The metabolic syndrome, a major risk factor for type 2 diabetes and cardiovascular disease, is a cluster of metabolic abnormalities including obesity, insulin resistance, hypertension and dyslipidemia. Although systemic oxidative stress and aberrant methylation status are known to have important roles in the development of metabolic syndrome, how they occur remains unclear. The metabolism of methyl-consuming compounds generates reactive oxygen species and consumes labile methyl groups; therefore, a chronic increase in the levels of methyl-consuming compounds in the body can induce not only oxidative stress and subsequent tissue injury, but also methyl-group pool depletion and subsequent aberrant methylation status. In the past few decades, the intake amount of methyl-consuming compounds has substantially increased primarily due to pollution, food additives, niacin fortification and high meat consumption. Thus, increased methyl consumers might have a causal role in the development and prevalence of metabolic syndrome and its related diseases.
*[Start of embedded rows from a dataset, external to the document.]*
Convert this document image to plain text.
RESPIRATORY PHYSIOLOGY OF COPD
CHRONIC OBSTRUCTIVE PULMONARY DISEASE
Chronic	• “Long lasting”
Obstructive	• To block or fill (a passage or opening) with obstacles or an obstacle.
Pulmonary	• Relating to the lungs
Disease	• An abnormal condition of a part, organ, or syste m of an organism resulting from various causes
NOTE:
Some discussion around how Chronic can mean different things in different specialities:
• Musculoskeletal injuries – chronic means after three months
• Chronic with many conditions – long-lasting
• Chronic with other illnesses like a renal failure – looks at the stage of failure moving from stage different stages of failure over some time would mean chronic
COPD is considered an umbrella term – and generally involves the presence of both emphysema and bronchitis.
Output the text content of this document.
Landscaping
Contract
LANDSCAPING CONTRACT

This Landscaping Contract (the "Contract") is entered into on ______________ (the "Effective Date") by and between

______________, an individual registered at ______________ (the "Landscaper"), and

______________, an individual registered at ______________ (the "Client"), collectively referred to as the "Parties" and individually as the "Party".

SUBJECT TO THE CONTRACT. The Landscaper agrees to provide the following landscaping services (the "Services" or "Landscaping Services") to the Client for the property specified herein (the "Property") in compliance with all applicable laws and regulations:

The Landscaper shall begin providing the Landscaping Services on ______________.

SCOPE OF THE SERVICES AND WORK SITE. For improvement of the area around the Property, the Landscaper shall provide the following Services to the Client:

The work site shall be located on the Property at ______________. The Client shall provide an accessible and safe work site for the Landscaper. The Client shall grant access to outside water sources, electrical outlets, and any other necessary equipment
Moreover, factors that decrease the elimination/metabolism of methyl-consuming compounds and other xenobiotics (for example, sweat gland inactivity and decreased liver function) or increase the generation of endogenous methyl-consuming compounds (for example, mental stress-induced increase in catecholamine release) may accelerate the progression of metabolic syndrome. Based on current nutrition knowledge and the available evidence from epidemiological, ecological, clinical and laboratory studies on metabolic syndrome and its related diseases, this review outlines the relationship between methyl supply-consumption imbalance and metabolic syndrome, and proposes a novel mechanism for the pathogenesis and prevalence of metabolic syndrome and its related diseases.